Working with design files
To provide consistency in design files handling, follow the rules listed below.
File location
All files should be created under the Sourcegraph organization in Figma. It is important to not work on Sourcegraph projects in the private files as designs should be accessible to all Team Members.
Naming convention
All the files containing current project work must follow this naming structure:
RFC or GitHub issue number + RFC or GitHub issue title + stage (Draft, Open to review, Final review or Approved).

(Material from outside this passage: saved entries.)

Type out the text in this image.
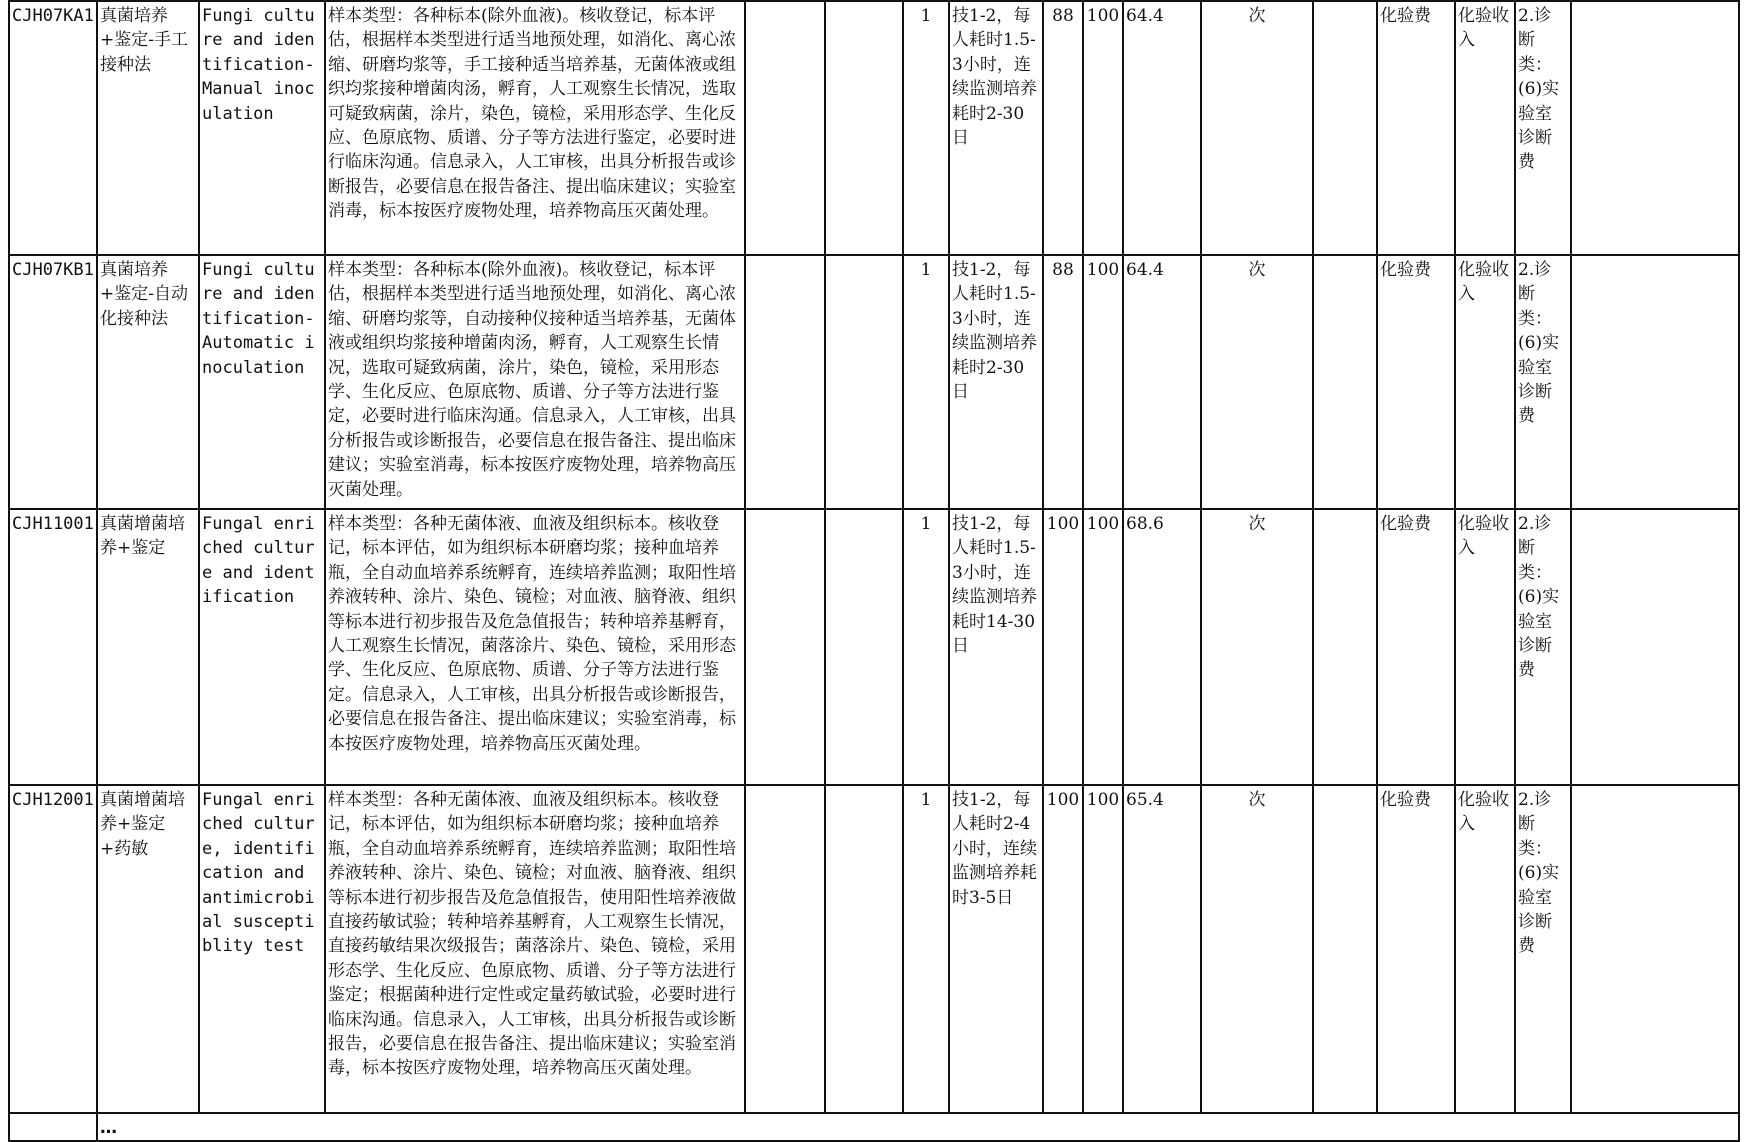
CJH07KA1	真菌培养+鉴定-手工接种法	Fungi culture and identification-Manual inoculation	样本类型：各种标本(除外血液)。核收登记，标本评估，根据样本类型进行适当地预处理，如消化、离心浓缩、研磨均浆等，手工接种适当培养基，无菌体液或组织均浆接种增菌肉汤，孵育，人工观察生长情况，选取可疑致病菌，涂片，染色，镜检，采用形态学、生化反应、色原底物、质谱、分子等方法进行鉴定，必要时进行临床沟通。信息录入，人工审核，出具分析报告或诊断报告，必要信息在报告备注、提出临床建议；实验室消毒，标本按医疗废物处理，培养物高压灭菌处理。			1	技1-2，每人耗时1.5-3小时，连续监测培养耗时2-30日	88	100	64.4	次		化验费	化验收入	2.诊断类：(6)实验室诊断费	
CJH07KB1	真菌培养+鉴定-自动化接种法	Fungi culture and identification-Automatic inoculation	样本类型：各种标本(除外血液)。核收登记，标本评估，根据样本类型进行适当地预处理，如消化、离心浓缩、研磨均浆等，自动接种仪接种适当培养基，无菌体液或组织均浆接种增菌肉汤，孵育，人工观察生长情况，选取可疑致病菌，涂片，染色，镜检，采用形态学、生化反应、色原底物、质谱、分子等方法进行鉴定，必要时进行临床沟通。信息录入，人工审核，出具分析报告或诊断报告，必要信息在报告备注、提出临床建议；实验室消毒，标本按医疗废物处理，培养物高压灭菌处理。			1	技1-2，每人耗时1.5-3小时，连续监测培养耗时2-30日	88	100	64.4	次		化验费	化验收入	2.诊断类：(6)实验室诊断费	
CJH11001	真菌增菌培养+鉴定	Fungal enriched culture and identification	样本类型：各种无菌体液、血液及组织标本。核收登记，标本评估，如为组织标本研磨均浆；接种血培养瓶，全自动血培养系统孵育，连续培养监测；取阳性培养液转种、涂片、染色、镜检；对血液、脑脊液、组织等标本进行初步报告及危急值报告；转种培养基孵育，人工观察生长情况，菌落涂片、染色、镜检，采用形态学、生化反应、色原底物、质谱、分子等方法进行鉴定。信息录入，人工审核，出具分析报告或诊断报告，必要信息在报告备注、提出临床建议；实验室消毒，标本按医疗废物处理，培养物高压灭菌处理。			1	技1-2，每人耗时1.5-3小时，连续监测培养耗时14-30日	100	100	68.6	次		化验费	化验收入	2.诊断类：(6)实验室诊断费	
CJH12001	真菌增菌培养+鉴定+药敏	Fungal enriched culture, identification and antimicrobial susceptiblity test	样本类型：各种无菌体液、血液及组织标本。核收登记，标本评估，如为组织标本研磨均浆；接种血培养瓶，全自动血培养系统孵育，连续培养监测；取阳性培养液转种、涂片、染色、镜检；对血液、脑脊液、组织等标本进行初步报告及危急值报告，使用阳性培养液做直接药敏试验；转种培养基孵育，人工观察生长情况，直接药敏结果次级报告；菌落涂片、染色、镜检，采用形态学、生化反应、色原底物、质谱、分子等方法进行鉴定；根据菌种进行定性或定量药敏试验，必要时进行临床沟通。信息录入，人工审核，出具分析报告或诊断报告，必要信息在报告备注、提出临床建议；实验室消毒，标本按医疗废物处理，培养物高压灭菌处理。			1	技1-2，每人耗时2-4小时，连续监测培养耗时3-5日	100	100	65.4	次		化验费	化验收入	2.诊断类：(6)实验室诊断费	
	…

Keep the stage updated as you progress with your work.
Project Tools
Use Project Tools to provide more information about the project directly in the Figma file. It will help all the visitors connect files to the related RFC or GitHub issue and understand better all the details about the design.
-
Project Card - displays basic information about the project. For example, reviewers, RFC and GitHub issue links, and deadlines. It should be created for every file.
-
Project Introduction - necessary when sharing your prototype with the Team. It should contain details about the target audience and project goals, to provide good context before starting the review.
-
Final Page - placed at the end of the prototype. It shows additional notes on the solution, points out the most important pages in the prototype and describes what feedback the designer is looking for. It also instructs reviewers on how to leave comments.
File structure
Pages are a great way to divide the content into smaller chunks and lower the complexity of your design files. Use the following file structure to help teammates quickly orient in your designs.
Divide work into the following pages:
- Research
- Flowcharts
- Wireframes
- Visual Design
- Archives
Use only pages that are necessary for your file. Tasks within the linked issue should be updated with links to each of the corresponding pages.